We're likely to drop this one.
> 
>   - collection() -- I don't really understand how this is different
>     from the document() function.

Think databases. The notion is that a collection is a set of documents that
you might want to search, the entire collection being identified by a single
URI. We don't know exactly how different implementations will model
collections of documents, so this gives us a suitable abstraction. We did
think of overloading document() so a single URI could return multiple
documents, but it makes an already-complex function even harder to
understand.
> 
>   * input() -- Sounds reasonable.
> 
>   - context-item() -- I assume that this is not a real function, but
>     actually just a backup for the shorthand '.'? It should say so.
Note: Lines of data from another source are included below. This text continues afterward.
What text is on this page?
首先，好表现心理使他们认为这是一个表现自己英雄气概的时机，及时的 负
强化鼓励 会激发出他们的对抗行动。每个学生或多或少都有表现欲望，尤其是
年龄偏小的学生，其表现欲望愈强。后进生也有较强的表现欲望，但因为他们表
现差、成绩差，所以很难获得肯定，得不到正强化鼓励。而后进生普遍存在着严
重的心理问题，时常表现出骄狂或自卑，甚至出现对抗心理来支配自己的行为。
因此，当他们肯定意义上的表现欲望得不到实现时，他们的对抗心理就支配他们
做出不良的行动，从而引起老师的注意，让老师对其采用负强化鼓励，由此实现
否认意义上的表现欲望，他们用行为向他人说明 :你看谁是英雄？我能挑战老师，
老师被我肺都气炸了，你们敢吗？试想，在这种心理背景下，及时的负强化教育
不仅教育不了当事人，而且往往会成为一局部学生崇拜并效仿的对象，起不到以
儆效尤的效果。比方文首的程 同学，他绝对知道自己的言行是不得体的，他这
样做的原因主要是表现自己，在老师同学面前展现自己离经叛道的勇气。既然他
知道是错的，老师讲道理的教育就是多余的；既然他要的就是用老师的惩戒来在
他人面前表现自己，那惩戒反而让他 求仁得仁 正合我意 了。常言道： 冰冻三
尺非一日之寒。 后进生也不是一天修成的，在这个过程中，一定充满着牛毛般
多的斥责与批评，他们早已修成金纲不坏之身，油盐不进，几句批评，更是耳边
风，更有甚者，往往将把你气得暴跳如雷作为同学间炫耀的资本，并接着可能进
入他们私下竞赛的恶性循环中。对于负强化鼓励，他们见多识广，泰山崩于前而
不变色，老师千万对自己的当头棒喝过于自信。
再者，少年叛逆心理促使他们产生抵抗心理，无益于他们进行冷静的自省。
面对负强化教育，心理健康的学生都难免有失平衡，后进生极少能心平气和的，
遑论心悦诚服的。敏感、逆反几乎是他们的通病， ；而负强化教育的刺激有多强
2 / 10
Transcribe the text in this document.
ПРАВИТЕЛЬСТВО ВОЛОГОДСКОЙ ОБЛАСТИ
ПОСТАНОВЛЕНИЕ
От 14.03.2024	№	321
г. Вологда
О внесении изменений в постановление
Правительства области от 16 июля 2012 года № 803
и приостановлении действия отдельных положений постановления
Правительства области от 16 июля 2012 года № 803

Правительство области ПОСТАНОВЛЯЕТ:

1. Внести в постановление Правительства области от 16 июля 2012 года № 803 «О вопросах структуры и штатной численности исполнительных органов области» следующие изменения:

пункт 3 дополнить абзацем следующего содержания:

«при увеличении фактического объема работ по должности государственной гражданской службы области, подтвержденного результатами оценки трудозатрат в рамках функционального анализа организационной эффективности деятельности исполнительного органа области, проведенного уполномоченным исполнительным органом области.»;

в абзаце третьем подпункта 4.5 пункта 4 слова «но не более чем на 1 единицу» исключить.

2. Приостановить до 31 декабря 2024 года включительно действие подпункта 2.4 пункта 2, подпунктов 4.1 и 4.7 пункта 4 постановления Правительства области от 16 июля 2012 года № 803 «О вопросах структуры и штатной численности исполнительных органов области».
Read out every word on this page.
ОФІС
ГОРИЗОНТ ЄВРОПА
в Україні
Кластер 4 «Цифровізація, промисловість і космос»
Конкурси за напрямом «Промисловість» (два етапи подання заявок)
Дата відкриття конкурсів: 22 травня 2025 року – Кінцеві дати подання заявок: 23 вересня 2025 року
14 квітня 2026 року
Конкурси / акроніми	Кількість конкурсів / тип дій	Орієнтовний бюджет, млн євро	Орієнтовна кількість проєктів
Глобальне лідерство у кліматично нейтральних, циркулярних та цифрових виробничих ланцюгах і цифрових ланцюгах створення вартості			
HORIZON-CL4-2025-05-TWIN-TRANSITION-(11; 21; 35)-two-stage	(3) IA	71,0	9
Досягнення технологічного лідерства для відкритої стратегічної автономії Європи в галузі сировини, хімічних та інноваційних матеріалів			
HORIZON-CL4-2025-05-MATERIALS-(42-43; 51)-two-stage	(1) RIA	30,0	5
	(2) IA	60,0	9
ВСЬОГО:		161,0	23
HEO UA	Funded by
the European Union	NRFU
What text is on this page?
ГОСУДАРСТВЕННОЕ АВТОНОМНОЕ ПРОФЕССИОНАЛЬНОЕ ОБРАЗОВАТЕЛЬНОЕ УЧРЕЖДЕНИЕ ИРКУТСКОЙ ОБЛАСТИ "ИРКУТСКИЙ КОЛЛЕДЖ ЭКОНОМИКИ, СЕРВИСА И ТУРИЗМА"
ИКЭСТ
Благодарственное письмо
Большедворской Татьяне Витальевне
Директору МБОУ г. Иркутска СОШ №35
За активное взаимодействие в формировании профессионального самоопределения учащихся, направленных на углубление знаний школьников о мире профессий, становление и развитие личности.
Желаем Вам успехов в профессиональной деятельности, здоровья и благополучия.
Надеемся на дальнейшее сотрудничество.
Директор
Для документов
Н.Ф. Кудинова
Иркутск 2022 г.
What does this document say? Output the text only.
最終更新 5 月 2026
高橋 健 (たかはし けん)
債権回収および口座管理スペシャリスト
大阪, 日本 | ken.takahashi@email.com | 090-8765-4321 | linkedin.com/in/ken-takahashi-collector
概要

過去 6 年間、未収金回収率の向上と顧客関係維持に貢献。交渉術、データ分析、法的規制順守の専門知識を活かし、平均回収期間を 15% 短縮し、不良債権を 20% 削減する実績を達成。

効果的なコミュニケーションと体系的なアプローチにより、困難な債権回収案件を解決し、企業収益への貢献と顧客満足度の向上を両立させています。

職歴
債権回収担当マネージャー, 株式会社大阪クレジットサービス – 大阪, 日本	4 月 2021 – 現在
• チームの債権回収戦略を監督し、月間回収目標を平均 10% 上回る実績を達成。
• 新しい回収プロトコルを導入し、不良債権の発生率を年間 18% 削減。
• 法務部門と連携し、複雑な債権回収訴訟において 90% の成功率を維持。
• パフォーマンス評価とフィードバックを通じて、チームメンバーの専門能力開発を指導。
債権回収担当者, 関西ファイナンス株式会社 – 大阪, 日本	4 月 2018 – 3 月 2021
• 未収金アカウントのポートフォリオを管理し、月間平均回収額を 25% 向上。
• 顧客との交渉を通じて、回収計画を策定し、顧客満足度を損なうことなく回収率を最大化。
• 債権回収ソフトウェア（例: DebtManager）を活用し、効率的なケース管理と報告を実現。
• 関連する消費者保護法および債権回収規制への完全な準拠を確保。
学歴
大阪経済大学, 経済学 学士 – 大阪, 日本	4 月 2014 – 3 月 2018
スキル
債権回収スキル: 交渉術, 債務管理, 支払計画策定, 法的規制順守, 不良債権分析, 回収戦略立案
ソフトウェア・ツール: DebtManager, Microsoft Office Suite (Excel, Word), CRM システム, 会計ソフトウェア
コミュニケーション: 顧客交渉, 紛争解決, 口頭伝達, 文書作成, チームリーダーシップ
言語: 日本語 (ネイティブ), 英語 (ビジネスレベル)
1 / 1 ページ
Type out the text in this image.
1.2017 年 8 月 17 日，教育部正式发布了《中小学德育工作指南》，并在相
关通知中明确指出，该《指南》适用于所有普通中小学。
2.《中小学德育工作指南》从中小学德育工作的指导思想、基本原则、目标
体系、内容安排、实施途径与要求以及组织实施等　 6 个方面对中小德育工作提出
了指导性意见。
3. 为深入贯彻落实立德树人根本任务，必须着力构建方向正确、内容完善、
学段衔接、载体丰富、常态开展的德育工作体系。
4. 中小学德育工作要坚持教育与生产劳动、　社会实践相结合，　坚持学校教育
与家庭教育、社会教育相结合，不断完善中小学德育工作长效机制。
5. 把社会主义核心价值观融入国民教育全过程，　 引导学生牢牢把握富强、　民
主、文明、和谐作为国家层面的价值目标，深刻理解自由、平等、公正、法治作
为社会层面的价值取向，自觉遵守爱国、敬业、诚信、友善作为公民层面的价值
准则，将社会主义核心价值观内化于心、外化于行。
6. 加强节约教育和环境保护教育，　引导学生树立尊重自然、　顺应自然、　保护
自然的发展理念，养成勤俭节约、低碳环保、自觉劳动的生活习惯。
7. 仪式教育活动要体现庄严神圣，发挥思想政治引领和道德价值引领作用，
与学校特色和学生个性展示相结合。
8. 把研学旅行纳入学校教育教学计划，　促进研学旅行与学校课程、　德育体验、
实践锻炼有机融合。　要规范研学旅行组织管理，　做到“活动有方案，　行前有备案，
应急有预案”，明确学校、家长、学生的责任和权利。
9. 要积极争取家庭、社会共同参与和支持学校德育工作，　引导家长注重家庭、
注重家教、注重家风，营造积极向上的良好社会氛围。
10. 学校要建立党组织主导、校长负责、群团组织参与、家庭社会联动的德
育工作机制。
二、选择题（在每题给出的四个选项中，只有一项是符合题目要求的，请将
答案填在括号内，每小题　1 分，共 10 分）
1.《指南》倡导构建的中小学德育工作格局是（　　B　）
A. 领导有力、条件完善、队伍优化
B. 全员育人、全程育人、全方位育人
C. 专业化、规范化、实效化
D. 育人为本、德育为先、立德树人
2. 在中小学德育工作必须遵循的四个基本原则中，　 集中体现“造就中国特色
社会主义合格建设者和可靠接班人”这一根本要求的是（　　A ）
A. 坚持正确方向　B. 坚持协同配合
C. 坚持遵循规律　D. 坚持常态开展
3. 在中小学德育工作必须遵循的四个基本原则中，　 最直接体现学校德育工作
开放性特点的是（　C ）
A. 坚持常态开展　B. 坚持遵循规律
Actually, there's still a conflict in the published drafts, which at one
point say that "." means "self::node()". We expect to resolve this.
> 
>   * current-dateTime() -- Definitely required; XForms calls this
>     function now()

The bigger the working group, the longer the names it comes up with...
> 
>   * tokenize(), which people ask for all the time, particularly for
>     splitting strings into lines or words

I hope that this will be very easy to do with regular expressions.
> 
>   + possibly sqrt(), sin() and cos(), which are particularly useful
>     when creating graphic formats such as SVG and aren't that easy to
>     implement in XSLT

I think we made a conscious decision to exclude trig functions, they can be
easily provided by a third-party library.
> 
>   * random() (create random numbers) and more usefully, I think,
>     randomize() (randomly alter the order of items in a sequence),
>     both with obvious side-effect issues; again these are impossible
>     to implement using XSLT

Yes, this does come up surprisingly frequently. Needs looking at.
> 
>   * function-available() to support the idea that XPath function
>     libraries could be provided by particular implementations.

XQuery isn't prepared to accept dynamic binding of function names, without
which function-available() is meaningless. So this will remain an XSLT-only
function.
> 
>   * system-property() to support getting information about the XPath
>     implementation version and so on.

Yes, that would be an interesting one to migrate. The current XSLT spec has
the disadvantage that it relies on run-time resolution of namespace
prefixes, which XPath otherwise does not require.

Michael Kay
Received on Monday, 20 May 2002 07:37:48 UTC